C. Deficient Immune Responses
1 When cell-mediated immunity is weakened, infections that would normally not be serious become
life-threatening.
2 In acquired immune deficiency syndrome (AIDS), the cause is the human immunodeficiency virus
(HIV).
D. Case Study: The Silent Unseen Struggles
1 Suppose you step on a tack and several thousand bacteria are brought into your body.

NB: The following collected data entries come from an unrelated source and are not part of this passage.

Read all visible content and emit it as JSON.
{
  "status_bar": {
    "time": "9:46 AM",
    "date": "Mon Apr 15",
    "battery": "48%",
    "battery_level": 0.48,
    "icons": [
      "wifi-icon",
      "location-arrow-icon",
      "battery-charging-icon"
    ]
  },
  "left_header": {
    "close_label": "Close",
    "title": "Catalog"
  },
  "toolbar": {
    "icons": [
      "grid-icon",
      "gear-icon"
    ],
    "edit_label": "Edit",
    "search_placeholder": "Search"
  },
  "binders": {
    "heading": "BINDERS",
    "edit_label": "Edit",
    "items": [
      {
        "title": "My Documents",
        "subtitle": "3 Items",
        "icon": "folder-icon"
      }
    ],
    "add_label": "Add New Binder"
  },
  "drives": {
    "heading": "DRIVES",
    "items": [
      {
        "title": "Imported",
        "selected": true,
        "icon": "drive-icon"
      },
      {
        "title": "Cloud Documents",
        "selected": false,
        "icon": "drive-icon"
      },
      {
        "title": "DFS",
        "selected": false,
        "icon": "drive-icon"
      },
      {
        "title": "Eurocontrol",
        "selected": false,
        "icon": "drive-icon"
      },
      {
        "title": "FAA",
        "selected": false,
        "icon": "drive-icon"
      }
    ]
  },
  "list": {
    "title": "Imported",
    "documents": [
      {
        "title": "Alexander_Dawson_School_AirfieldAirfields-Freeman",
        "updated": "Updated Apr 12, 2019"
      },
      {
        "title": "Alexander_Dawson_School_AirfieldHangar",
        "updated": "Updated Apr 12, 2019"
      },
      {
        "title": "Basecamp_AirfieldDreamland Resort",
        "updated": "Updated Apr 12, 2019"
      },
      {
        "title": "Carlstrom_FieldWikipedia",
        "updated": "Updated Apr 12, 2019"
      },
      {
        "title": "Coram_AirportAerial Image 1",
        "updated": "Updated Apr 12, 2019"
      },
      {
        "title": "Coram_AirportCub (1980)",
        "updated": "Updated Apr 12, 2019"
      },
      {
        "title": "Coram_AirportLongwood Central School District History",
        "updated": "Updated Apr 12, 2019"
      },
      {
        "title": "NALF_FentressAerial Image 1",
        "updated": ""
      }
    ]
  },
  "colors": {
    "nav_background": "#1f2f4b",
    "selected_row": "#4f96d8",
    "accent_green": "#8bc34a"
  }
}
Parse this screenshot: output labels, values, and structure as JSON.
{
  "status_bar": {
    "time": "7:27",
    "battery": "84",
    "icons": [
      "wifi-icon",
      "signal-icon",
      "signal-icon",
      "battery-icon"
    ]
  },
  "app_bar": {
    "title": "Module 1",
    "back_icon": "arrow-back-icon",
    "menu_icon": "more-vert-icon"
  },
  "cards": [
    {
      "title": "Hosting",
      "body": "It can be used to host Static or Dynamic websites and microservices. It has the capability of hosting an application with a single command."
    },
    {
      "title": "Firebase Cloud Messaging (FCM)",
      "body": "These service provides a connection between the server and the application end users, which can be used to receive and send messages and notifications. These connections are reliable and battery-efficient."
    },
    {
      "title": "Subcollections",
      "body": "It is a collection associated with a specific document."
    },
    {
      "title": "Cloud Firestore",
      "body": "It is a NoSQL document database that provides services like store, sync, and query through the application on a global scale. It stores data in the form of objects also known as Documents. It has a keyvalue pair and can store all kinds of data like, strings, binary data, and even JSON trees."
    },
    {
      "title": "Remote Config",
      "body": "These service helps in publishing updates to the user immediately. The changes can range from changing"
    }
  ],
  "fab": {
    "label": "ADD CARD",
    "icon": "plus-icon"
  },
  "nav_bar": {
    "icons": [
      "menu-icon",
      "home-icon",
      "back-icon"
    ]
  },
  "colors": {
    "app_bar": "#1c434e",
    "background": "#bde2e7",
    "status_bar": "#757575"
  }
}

2 Blood pools and clots around the wound.
3 Basophils and mast cells secrete histamine; vasodilation and greater permeability increase the
supply of the complement system.
4 Phagocytes engulf some foreign objects and bacteria, but the bacterial divisions outpace the
phagocytes.
5 Some memory lymphocytes join with antigens and become activated—they divide rapidly in
response.
6 By the third day, a peak of antibody production turns the tide and continues for two weeks until
all invaders are killed.
7 Memory lymphocytes continue to circulate and wait for a future battle.